At dinner, Alberto shared his stories of traveling through the Amazon leading an expedition of English-speaking tourists into an indigenous town where he was able to make arrangements with the women of the area, who are not accustomed to feeling empowered or valued, to teach the tourists how to make handmade textiles. His bilingual and multicultural skills, he says, were imperative to being able to facilitate this experience of cultural exchange between the two groups of people. Later, he kindly retold the story as I recorded an interview with him to show my students about the power of being bilingual.
Next up was Gabriela, who taught us about the First Nations people of Tierra del Fuego – the Yahgan people.

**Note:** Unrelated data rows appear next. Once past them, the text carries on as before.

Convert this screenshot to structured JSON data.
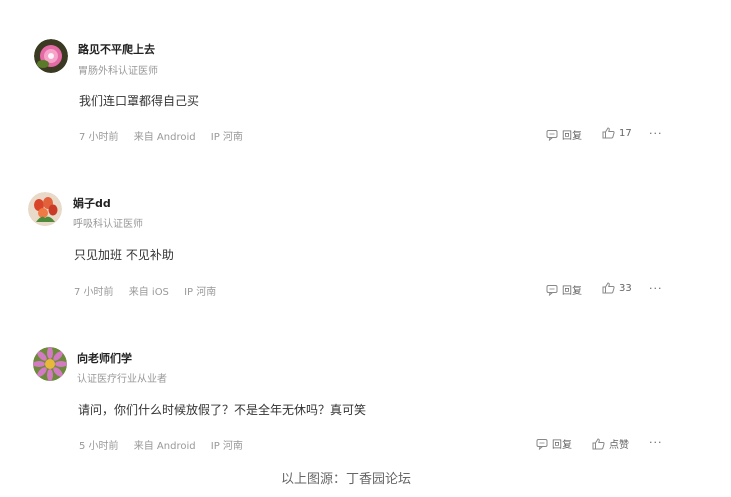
{
  "comments": [
    {
      "username": "路见不平爬上去",
      "role": "胃肠外科认证医师",
      "text": "我们连口罩都得自己买",
      "time": "7 小时前",
      "device": "来自 Android",
      "location": "IP 河南",
      "reply_label": "回复",
      "like_label": "17",
      "more_label": "···"
    },
    {
      "username": "娟子dd",
      "role": "呼吸科认证医师",
      "text": "只见加班 不见补助",
      "time": "7 小时前",
      "device": "来自 iOS",
      "location": "IP 河南",
      "reply_label": "回复",
      "like_label": "33",
      "more_label": "···"
    },
    {
      "username": "向老师们学",
      "role": "认证医疗行业从业者",
      "text": "请问，你们什么时候放假了？不是全年无休吗？真可笑",
      "time": "5 小时前",
      "device": "来自 Android",
      "location": "IP 河南",
      "reply_label": "回复",
      "like_label": "点赞",
      "more_label": "···"
    }
  ],
  "source_caption": "以上图源：丁香园论坛",
  "colors": {
    "meta": "#999999",
    "username": "#222222",
    "text": "#333333"
  }
}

Referred to locally as the Yamana people (Yamana meaning “I am alive/I am a human being”), these people evolved from nomadic people around 9000 years ago and were discovered in the mid-1800’s when the explorer Magellan found the area now known as the Strait of Magellan. The Yahgan people were native to the area of Ushuaia, and traveled around via canoe in search of seals to eat and places to stay. Afraid of the peoples living further inland, the Yahgan would build wigwams on the shores relocating frequently. The captivating fact about these people’s lifestyle is that they wore very little clothing. This is amazing mainly because the weather in Ushuaia can be variable and often cold. The chose to do this, however, as a means of self-protection—so that they wouldn’t drown if they fell in the water and so that they could avoid being chilled by water splashing up in the canoes and soaking into their clothing In the absence of modern water-proof outerwear, being naked was the only alternative.
The presentations ended with Andy, who has spent the past several years investigating humpback whales in Alaska. Through images and sound recordings, he painted a picture in our minds about the unique cultural attributes of these immense sea creatures. His research involves learning more about these behaviors as well as the feeding and migratory patterns of whales. The Alaska Whale Foundation, his non-profit organization, is charged with analyzing and providing input on how we can create systems for maintaining a healthy balance of whales in our ecosystem.
The night ended with a viewing of the show “Chasing Shackleton,” documenting the adventures of a group of British men who attempted to recreate the famous Shackleton expedition and survival.
Tomorrow we are scheduled to dock in Ushuaia, visit a museum and tour the town. If we are lucky, we will have some time for socializing at the local establishments there!
Unfortunately, I have no pictures to share today. Saving the best for last, I guess!